Form 990-T is used to disclose untaxable income, including by retirees with certain categories of business income. It is typically filed by about 120,000 people.
The inadvertent disclosures included names, contact information and financial information about income within those IRAs but did not include Social Security numbers, full individual income information or other data that could affect a taxpayer’s credit, according to a letter that the Treasury Department sent to key members of Congress on Friday that the Wall Street Journal reported.
“The IRS recently discovered that some machine-readable (XML) Form 990-T data made available for bulk download section on the Tax Exempt Organization Search (TEOS) should not have been made public,” the IRS said in a statement Friday.
“The IRS took immediate steps to address this issue. The files have been removed from IRS.gov and will be replaced with updated files in the near future. In addition, the IRS also will be working with groups that routinely use the files to remove the erroneous files and replace them with the correct versions as they become available. The IRS will contact all impacted filers in the coming weeks,” the tax agency added.

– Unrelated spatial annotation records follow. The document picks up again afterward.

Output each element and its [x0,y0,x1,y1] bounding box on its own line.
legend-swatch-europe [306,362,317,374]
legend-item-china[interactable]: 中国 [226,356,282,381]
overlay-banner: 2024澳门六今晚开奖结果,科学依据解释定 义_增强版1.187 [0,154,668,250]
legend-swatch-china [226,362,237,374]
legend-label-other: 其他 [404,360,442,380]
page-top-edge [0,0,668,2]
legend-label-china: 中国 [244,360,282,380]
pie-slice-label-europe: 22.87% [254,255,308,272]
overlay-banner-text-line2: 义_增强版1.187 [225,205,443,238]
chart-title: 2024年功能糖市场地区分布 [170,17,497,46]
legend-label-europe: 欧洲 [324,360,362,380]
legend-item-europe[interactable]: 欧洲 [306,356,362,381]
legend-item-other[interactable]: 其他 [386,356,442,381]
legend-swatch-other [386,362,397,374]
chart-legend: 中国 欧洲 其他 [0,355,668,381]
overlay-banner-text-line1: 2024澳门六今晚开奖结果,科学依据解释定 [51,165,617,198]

All taxpayer data and information is supposed to be confidential but charities with unrelated business income are also required to file Form 990-T and such tax filings are supposed to be made public.
The IRS and Treasury Department blamed the disclosure on a human coding error that happened last year when Form 990-T began to be electronically filed, the Journal reported.
The confidential taxpayer data was erroneously included with the public data and all of it became available for searching and downloading on the agency’s website in the past few weeks.
The Journal reported that an IRS research employee discovered the data sharing error in recent weeks which triggered an internal inquiry and then led to the removal of the data.
The IRS has notified key members of Congress regarding the incident, including the chairman and ranking members of the House Committee on Homeland Security and the Senate Judiciary Committee.
In its letter to lawmakers disclosing the data exposure, IRS said: “The Treasury Department has instructed the IRS to conduct a prompt review of its practices to ensure necessary protections are in place to prevent unauthorized data disclosures.”
It added: “In accordance with FISMA guidance, additional details will be forthcoming within 30 days, including summaries of our detection, response and remediation activities.”
Editor’s note: This story was updated to include additional details about the notification letters sent to Congress.